Protected set time cost

6.2 Solving optimal protection problem

We simulated our three proposed algorithms along with SVE and TPH algorithms introduced in [33] as the reference methods for comparison. Figure 1 shows the time required to find the protected node set in three test cases, using each of these algorithms. One can observe that SVE algorithm which uses a brute force mechanism to find the optimal protected set takes a significant time for networks with more than 30 buses. For example, we estimate that the required time to find the optimal protection set in IEEE 118-bus using an ordinary processor is about a year. Among heuristic algorithms, our proposed STH algorithm is faster than TPH algorithm proposed in [33], while the cost of its output solution is also less than TPH. Figure 1 also shows that our exact algorithm which is based on Dijkstra-Steiner algorithm cannot find the optimal solution for IEEE 118-bus test case in a reasonable amount of time, but unlike SVE it is capable to reach the optimal solution for IEEE 57-bus test case, and is much faster than SVE in finding the optimal solution for IEEE 30-bus test case. Finally, note that though the our 1.39-approximation algorithm does not perform very well, but since, unlike the heuristic algorithms, it can provide a guarantee on the quality of the final solution, and runs faster than the exact algorithm, it might be preferable in some cases. Table 3 shows the cost of Steiner tree found by different proposed and existing algorithms. The cost of a Steiner tree is the total weight of the Steiner tree edges. It is observed that our proposed heuristic algorithm has a cost that is less than other methods.
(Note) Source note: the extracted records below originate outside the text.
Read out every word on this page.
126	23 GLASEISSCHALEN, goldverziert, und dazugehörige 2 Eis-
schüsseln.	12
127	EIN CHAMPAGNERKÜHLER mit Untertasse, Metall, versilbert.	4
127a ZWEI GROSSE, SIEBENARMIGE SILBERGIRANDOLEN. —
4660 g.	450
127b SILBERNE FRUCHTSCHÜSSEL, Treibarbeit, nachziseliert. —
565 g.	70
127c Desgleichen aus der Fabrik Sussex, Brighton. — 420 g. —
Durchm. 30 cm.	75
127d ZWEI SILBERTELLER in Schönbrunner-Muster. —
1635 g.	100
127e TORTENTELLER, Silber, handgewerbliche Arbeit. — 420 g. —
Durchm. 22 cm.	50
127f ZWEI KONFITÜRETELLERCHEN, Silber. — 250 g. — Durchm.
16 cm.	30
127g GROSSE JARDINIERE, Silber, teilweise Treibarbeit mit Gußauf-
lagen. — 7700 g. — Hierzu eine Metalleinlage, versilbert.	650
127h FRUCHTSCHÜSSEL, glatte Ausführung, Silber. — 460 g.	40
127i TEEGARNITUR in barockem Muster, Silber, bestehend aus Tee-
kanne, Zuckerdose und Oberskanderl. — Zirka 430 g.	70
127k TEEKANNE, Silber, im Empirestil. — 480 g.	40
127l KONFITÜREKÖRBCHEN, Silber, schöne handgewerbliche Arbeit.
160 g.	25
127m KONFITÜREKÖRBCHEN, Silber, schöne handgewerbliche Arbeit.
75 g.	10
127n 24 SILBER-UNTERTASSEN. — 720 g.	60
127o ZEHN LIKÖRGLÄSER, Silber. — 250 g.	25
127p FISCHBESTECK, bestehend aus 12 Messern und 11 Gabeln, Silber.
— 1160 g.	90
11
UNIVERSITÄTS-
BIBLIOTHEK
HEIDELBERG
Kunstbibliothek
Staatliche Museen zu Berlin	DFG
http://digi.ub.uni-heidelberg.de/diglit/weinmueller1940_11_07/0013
Table 3 Cost comparison of Steiner trees found by different algorithms

7 Conclusion

We analyzed the structure of the smart grid graph in order to formulate the FDI attack from a realistic point of view. To find the optimal set of nodes that must be protected against FDI attack in smart grids, we mapped the problem to a minimum Steiner tree problem in the smart grid graph. We used social network criteria to determine critical nodes as the terminal set in Steiner tree problem. We proposed three different algorithms to solve the problem of finding optimal protected set: a fast heuristic algorithm, a 1.39-approximation algorithm, and an efficient exact algorithm. Thorough simulation we showed that our heuristic and exact algorithms outperform reference algorithms proposed in [33]. In future we plan to focus on two main direction for completing the proposed initiatives: \(\textcircled {1}\) definition of the proposed methods for the AC estimation model; \(\textcircled {2}\) considering the real development methods based on prize collection Steiner tree problem-solving schemes for certain cost and prize. Using this, the network protection designers can calculate the optimal plan for a real network, taking into account the actual circumstances of the budget constraints and resource schedule.